India has not yet studied external funding of our higher education. The network of urban Naxals in campuses funded by China is not a new development. Maharashtra’s Anti Naxal Operations (ANO) officials are looking at the activities of students at St Xavier’s College and Tata Institute of Social Sciences (TISS) in Mumbai and Fergusson College, Pune, for possible links to Maoists (Maoists at the city gates, India Today, Sept 30, 2013). Security expert RSN Singh says there are attempts to create many such pro-China leftists and ultra-leftists in Delhi, Kurukshetra and Dehradun universities (Maoists: China’s Proxy Soldiers, Indian Defense Review, Jul-Sep, 2010).
Despite such national security issues, Indian Universities have research projects with Chinese institutions. Prof. Alka Acharya, Centre for East Asian Studies (Chinese Studies) at Jawaharlal Nehru University, said that JNU and Delhi University each have ties with about 25 Chinese institutions. The academic collaboration between China and the left-dominated Kerala Council for Historical Research (KCHR) began in 2012. A KCHR team visited China in October, 2016; in December the Union Home Ministry cancelled the licence of over 20 NGOs in Kerala, including KCHR (MHA shows no charity, cuts licence of around 20 NGOs, The New Indian Express, Dec. 8, 2016).
Citing China’s support for Kashmir militants and Maoists, the University Grants Commission stated in October 2019 that Indian colleges and universities will not be able to collaborate with Chinese institutions without prior approval from the Ministry of Home Affairs and the Ministry of External Affairs (India restricts university collaborations with China, University World News, Oct. 10, 2019). This decision followed the Centre’s multi-disciplinary groups set up to help NIA choke finances of left wing extremism, in 2018.

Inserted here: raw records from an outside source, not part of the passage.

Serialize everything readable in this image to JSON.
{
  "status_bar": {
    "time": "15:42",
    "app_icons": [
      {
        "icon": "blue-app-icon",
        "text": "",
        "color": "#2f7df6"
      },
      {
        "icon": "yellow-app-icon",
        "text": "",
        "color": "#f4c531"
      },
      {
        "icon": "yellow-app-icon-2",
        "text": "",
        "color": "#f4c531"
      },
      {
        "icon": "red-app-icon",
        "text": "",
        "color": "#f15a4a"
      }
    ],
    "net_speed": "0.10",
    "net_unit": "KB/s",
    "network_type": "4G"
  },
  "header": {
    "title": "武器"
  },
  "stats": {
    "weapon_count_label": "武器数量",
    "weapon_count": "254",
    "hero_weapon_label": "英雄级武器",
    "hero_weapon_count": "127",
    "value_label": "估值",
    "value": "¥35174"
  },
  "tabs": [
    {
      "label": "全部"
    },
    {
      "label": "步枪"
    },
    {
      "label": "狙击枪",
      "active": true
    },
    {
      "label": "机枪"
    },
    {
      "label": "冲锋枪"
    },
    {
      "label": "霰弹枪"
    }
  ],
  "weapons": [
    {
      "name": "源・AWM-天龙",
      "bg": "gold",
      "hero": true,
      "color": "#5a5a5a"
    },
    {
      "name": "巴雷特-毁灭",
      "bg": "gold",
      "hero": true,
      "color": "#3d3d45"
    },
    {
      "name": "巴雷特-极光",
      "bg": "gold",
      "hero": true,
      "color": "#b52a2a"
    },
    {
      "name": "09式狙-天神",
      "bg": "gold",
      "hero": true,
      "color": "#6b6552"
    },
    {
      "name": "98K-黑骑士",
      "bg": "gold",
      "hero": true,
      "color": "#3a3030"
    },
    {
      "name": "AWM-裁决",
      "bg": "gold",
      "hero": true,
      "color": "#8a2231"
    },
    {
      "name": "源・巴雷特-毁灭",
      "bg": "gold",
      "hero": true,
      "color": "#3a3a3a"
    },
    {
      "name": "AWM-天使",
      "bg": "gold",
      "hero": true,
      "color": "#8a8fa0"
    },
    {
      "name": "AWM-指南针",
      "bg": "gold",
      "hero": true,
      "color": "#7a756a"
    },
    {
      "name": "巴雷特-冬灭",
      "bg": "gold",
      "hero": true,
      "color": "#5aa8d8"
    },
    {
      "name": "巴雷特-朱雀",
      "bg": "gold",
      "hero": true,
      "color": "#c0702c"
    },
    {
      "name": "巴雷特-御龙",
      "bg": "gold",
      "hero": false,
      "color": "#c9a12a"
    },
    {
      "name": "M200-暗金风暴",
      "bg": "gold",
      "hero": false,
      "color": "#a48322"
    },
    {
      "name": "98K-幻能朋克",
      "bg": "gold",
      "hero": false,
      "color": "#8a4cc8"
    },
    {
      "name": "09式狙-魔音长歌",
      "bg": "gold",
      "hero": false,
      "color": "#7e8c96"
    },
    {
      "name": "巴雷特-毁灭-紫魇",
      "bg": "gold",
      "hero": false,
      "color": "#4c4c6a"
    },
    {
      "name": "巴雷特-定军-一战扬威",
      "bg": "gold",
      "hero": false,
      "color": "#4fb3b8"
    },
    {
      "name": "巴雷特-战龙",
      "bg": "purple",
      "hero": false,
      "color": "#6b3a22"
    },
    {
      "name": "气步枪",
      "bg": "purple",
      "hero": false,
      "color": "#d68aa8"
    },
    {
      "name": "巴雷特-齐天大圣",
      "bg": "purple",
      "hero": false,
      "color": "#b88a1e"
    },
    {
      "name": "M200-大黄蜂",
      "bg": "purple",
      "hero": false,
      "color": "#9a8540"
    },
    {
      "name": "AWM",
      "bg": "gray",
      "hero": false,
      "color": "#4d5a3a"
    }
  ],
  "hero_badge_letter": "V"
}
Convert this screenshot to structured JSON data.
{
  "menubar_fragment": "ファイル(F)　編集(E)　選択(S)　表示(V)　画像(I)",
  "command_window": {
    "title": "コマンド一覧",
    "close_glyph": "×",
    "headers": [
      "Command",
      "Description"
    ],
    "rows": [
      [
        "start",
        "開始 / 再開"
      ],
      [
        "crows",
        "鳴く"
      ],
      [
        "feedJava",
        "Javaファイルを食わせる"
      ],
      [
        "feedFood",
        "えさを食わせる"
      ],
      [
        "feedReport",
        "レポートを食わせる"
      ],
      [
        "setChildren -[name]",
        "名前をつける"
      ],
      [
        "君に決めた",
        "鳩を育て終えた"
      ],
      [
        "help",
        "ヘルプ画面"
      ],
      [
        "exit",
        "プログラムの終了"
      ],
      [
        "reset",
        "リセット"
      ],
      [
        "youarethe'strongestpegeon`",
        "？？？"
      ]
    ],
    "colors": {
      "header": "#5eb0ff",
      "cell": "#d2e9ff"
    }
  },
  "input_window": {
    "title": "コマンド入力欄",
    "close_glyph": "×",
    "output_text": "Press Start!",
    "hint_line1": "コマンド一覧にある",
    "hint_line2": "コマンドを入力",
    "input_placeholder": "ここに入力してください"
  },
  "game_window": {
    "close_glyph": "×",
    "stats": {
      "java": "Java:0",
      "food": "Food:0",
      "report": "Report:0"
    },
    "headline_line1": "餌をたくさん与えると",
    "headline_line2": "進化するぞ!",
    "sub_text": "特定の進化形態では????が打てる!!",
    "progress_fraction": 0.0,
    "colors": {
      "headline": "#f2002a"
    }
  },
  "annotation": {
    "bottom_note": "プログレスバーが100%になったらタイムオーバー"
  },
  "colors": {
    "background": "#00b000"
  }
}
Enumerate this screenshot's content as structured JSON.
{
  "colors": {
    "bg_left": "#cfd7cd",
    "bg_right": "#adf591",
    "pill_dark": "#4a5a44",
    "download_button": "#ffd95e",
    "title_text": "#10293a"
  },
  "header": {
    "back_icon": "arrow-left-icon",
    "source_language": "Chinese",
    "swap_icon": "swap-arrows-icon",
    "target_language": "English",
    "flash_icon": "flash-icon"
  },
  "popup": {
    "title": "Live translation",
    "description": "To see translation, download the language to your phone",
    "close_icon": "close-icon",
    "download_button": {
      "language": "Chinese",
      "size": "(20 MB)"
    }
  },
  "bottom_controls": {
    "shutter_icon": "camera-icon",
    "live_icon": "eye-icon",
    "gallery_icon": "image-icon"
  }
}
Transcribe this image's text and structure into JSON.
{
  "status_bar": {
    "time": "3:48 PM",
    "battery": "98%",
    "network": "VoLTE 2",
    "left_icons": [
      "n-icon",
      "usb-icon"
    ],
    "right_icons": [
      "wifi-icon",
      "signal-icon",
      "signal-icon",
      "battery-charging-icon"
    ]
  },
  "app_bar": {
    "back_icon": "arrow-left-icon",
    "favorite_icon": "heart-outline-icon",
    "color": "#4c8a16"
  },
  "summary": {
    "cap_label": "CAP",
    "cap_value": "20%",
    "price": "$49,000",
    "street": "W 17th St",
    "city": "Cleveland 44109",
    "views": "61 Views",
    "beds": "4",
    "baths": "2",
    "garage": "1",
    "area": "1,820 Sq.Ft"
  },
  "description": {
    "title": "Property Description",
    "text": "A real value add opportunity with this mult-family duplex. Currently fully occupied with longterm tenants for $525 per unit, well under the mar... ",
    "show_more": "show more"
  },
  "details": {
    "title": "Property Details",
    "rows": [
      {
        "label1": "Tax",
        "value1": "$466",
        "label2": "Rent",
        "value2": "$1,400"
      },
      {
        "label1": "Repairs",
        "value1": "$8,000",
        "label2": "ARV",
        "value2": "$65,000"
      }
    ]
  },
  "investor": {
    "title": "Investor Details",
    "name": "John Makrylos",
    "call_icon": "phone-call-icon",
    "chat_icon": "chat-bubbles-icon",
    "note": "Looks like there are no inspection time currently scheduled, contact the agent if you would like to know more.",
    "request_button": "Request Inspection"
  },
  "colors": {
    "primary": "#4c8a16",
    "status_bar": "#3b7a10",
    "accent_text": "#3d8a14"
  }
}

Gulf funding to Indian universities and Islamic research centres increased in the last decade. Between 2011--2013, according to an Intelligence Bureau report, 25,000 Wahhabis visited India for missionary work and brought $250 million to propagate Wahhabism. Another key project is setting up four universities, at a cost of $1.2 billion. The radical Jamiat Ahl-e-Hadith, which first set up base in Kashmir, is spearheading Wahhabi operations across India (Does Saudi-funded Muslim Radicalization Threaten India? Haaretz, April 16, 2018). According to a study commissioned by the Department of Science and Technology (DST) and conducted by Thomson Reuters, India has seen a ten-fold rise in its research association with Saudi Arabia in the last decade. While institutions such as the IITs, Council of Scientific and Industrial Research and Delhi University have been involved with Saudi Arabia, there has been a rise in collaborations with researchers at Aligarh Muslim University and Jamia Millia Islamia (Education: The pillar of Saudi Arabia, The Hindu Business Line, April 10, 2017).
The home ministry clarified in 2012 that Jamia Millia Islamia is exempt from the Foreign Contribution Regulation Act (Jamia can receive and spend foreign funds, Deccan Herald, Sept 21, 2012). Radical Islamists who channel Gulf money have key posts in these universities. Controversial preacher Zakir Naik was elected to the managing body of Aligarh Muslim University in 2013, in the religious scholar category. (India Today, July 12, 2016). It goes without saying that while cultural exchanges between nations are essential, especially in higher education, care must be taken not to compromise national security.